MMP-3 (Matrix Metalloproteinase)
Biological or Clinical Significance:
Matrix metalloproteinases (MMPs) are a family of zinc-dependent endopeptidases that degrade extracellular matrix proteins. They are secreted as zymogens (pro-MMPs) that are activated by a variety of proteinases. They are inhibited by specific tissue inhibitors of metalloproteinases (TIMPs) and by non-specific proteinase inhibitor, α2-macroglobulin. The regulation of MMP activity is important in tissue remodeling, inflammation, tumor growth and metastasis.
MMP-3 (also referred to as stromelysin-1) may be expressed in fibroblasts, chondrocytes, endothelial cells, macrophages, vascular smooth muscle cells, osteoblasts, and keratinocytes in response to appropriate stimuli. Various agents regulate its biosynthesis. Inflammatory cytokines such as interleukin-1 (IL-1) and tumor necrosis factor-alpha (TNF-β), epidermal growth factor, platelet-derived growth factor, phorbol, and oncogenic cellular transformation are the inductive agents. In comparison, retinoic acid, glucocorticoids, estrogen, progesterone and transforming growth factor-beta (TGF-β) suppress MMP-3 synthesis.

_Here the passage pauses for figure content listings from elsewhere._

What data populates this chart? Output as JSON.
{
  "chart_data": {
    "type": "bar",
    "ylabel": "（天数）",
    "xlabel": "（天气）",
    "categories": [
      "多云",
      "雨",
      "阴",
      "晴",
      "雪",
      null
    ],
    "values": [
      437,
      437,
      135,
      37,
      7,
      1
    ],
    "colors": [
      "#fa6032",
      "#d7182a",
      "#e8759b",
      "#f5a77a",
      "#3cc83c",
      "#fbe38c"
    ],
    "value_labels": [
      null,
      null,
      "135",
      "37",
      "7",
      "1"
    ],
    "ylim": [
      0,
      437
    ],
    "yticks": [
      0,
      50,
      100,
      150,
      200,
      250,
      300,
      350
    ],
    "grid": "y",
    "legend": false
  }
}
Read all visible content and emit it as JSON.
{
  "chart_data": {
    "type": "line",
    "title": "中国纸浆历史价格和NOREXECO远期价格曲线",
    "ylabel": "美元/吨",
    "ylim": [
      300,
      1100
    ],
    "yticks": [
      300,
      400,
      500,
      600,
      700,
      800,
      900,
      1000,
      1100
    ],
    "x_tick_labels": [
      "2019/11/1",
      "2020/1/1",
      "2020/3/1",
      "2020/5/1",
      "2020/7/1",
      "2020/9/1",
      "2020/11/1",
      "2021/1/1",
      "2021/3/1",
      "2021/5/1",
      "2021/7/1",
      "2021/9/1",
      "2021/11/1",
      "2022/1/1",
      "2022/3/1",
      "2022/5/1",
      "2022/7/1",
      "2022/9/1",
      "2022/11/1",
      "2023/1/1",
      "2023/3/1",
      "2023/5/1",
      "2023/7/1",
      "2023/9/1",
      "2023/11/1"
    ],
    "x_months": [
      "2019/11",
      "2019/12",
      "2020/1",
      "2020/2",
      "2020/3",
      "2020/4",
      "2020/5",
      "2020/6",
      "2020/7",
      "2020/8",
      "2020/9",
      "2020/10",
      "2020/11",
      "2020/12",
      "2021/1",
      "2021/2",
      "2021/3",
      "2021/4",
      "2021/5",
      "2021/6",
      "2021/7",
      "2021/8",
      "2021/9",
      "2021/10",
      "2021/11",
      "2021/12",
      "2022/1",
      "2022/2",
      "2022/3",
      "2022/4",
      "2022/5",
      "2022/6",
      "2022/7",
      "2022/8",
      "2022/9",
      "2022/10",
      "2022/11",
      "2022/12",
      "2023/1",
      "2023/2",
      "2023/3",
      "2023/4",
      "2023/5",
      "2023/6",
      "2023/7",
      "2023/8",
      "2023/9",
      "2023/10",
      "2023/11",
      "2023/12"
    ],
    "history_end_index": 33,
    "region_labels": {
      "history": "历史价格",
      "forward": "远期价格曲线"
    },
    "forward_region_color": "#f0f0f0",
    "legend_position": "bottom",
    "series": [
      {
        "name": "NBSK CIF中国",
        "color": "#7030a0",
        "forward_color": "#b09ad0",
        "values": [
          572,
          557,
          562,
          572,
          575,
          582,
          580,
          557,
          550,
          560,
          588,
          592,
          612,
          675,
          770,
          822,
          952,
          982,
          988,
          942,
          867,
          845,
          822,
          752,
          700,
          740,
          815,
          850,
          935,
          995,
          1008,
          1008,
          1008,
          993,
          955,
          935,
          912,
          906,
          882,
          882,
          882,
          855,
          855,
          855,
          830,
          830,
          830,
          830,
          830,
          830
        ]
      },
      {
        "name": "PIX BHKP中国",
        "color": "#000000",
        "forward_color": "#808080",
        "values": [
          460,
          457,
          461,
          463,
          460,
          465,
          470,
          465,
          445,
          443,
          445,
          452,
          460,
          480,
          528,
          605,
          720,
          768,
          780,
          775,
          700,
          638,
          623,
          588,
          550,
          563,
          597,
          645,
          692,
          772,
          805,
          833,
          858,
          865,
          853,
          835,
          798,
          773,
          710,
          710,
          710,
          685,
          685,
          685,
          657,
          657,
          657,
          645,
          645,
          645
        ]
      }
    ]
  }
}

MMP-3 is secreted from the cells as a proenzyme. Activation of the proenzyme results in the removal of the pro-domain. The active MMP-3 is capable of cleaving types III, IV, IX and X collagen, aggrecan, fibronectin, laminin, insulin-like growth factor binding protein-3 (IGFBP-3), serpins, and IL-1β. The active enzyme also activates pro MMP-1, -8, -9, and -13. Therefore, it is suggested that MMP-3 may participate in physiological matrix turnover and pathological destruction of the tissue.
Principle of Test Method:
The MMP-3 assay is a solid-phase ELISA that employs the quantitative sandwich enzyme immunoassay principle.